Nella sezione Orizzonti di Venezia76 è stato presentato il thriller Borotmokmedi (The Criminal Man) di Dmitry Mamuliya.

Il protagonista della vicenda è George Meskhi (Giorgi Petriashvili), vice ingegnere capo di Tbilisi, il quale assiste accidentalmente all’omicidio del famoso portiere Konstantine Gelovani. Partecipa al funerale e, cercando di non farsi notare, spia la moglie e la figlia del defunto. Di giorno in giorno, continua a tornare sulla scena del crimine mentre l’omicidio lo infetta come un virus, diventando infine la sua ossessione. Assorbito da tutto ciò che è collegato al crimine, studia i volti dei criminali, come se cercasse di risolvere un mistero. Sembra ossessionato da qualcosa di più dell’omicidio a cui ha assistito.

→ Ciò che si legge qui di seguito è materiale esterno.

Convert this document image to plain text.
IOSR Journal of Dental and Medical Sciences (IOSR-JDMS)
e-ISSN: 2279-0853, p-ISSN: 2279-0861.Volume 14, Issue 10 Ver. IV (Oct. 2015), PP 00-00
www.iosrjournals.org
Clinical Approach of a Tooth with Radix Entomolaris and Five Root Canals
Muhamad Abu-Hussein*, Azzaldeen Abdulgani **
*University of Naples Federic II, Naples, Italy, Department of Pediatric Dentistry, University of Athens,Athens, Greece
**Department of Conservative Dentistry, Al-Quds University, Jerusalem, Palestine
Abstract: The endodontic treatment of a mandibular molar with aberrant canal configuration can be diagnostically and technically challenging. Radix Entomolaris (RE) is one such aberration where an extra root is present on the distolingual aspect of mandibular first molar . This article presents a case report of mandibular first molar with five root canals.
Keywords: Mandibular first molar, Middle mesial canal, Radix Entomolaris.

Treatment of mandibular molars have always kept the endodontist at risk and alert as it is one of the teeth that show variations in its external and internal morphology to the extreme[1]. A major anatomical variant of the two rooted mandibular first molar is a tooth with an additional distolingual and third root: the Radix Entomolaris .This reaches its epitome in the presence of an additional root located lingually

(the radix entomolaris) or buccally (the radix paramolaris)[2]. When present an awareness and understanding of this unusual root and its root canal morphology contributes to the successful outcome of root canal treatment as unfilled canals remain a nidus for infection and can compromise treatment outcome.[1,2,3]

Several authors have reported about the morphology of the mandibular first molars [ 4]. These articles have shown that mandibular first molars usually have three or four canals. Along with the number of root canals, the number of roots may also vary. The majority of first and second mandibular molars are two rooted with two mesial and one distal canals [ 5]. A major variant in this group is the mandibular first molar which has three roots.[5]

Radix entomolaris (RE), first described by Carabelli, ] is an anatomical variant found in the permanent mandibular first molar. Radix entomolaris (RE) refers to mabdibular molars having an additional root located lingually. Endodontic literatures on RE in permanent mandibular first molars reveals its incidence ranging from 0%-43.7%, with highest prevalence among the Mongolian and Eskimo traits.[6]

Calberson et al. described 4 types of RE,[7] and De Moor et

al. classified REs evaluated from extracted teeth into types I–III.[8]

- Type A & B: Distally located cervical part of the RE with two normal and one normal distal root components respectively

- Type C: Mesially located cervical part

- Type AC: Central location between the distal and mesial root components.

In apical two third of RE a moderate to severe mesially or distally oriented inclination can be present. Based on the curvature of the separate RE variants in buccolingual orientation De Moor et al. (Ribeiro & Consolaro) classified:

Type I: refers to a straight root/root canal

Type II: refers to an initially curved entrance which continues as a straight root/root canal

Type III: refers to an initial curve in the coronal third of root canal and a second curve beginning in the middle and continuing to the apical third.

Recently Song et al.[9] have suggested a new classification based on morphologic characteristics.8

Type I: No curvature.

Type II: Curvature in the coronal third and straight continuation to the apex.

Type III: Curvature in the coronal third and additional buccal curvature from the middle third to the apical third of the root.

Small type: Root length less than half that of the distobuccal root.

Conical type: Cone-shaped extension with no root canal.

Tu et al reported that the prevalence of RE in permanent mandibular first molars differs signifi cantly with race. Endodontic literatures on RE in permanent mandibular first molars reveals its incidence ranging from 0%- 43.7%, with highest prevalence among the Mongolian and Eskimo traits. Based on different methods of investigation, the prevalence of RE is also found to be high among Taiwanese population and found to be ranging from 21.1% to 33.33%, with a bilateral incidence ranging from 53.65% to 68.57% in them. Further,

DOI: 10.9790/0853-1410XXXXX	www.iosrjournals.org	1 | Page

L’opera è molto diversa da quello che si potrebbe immaginare leggendo la trama, in quanto si tratta di un puzzle che porta a qualcosa di pericoloso: passare dall’essere un “nessuno” a diventare un “qualcuno”.
Insomma descrive il processo che trasforma un testimone in un assassino e i conflitti mentali che si verificano durante questo viaggio.

Tutta la parte iniziale è ricca di silenzio – gli unici rumori presenti sono quelli della natura e gli spari dell’omicidio – e solo all’inizio del primo capitolo (The Criminal Man diviso in quattro capitoli), iniziano i dialoghi.
La particolarità di questa struttura è che ci permette di analizzare ogni singola fase di questa trasformazione.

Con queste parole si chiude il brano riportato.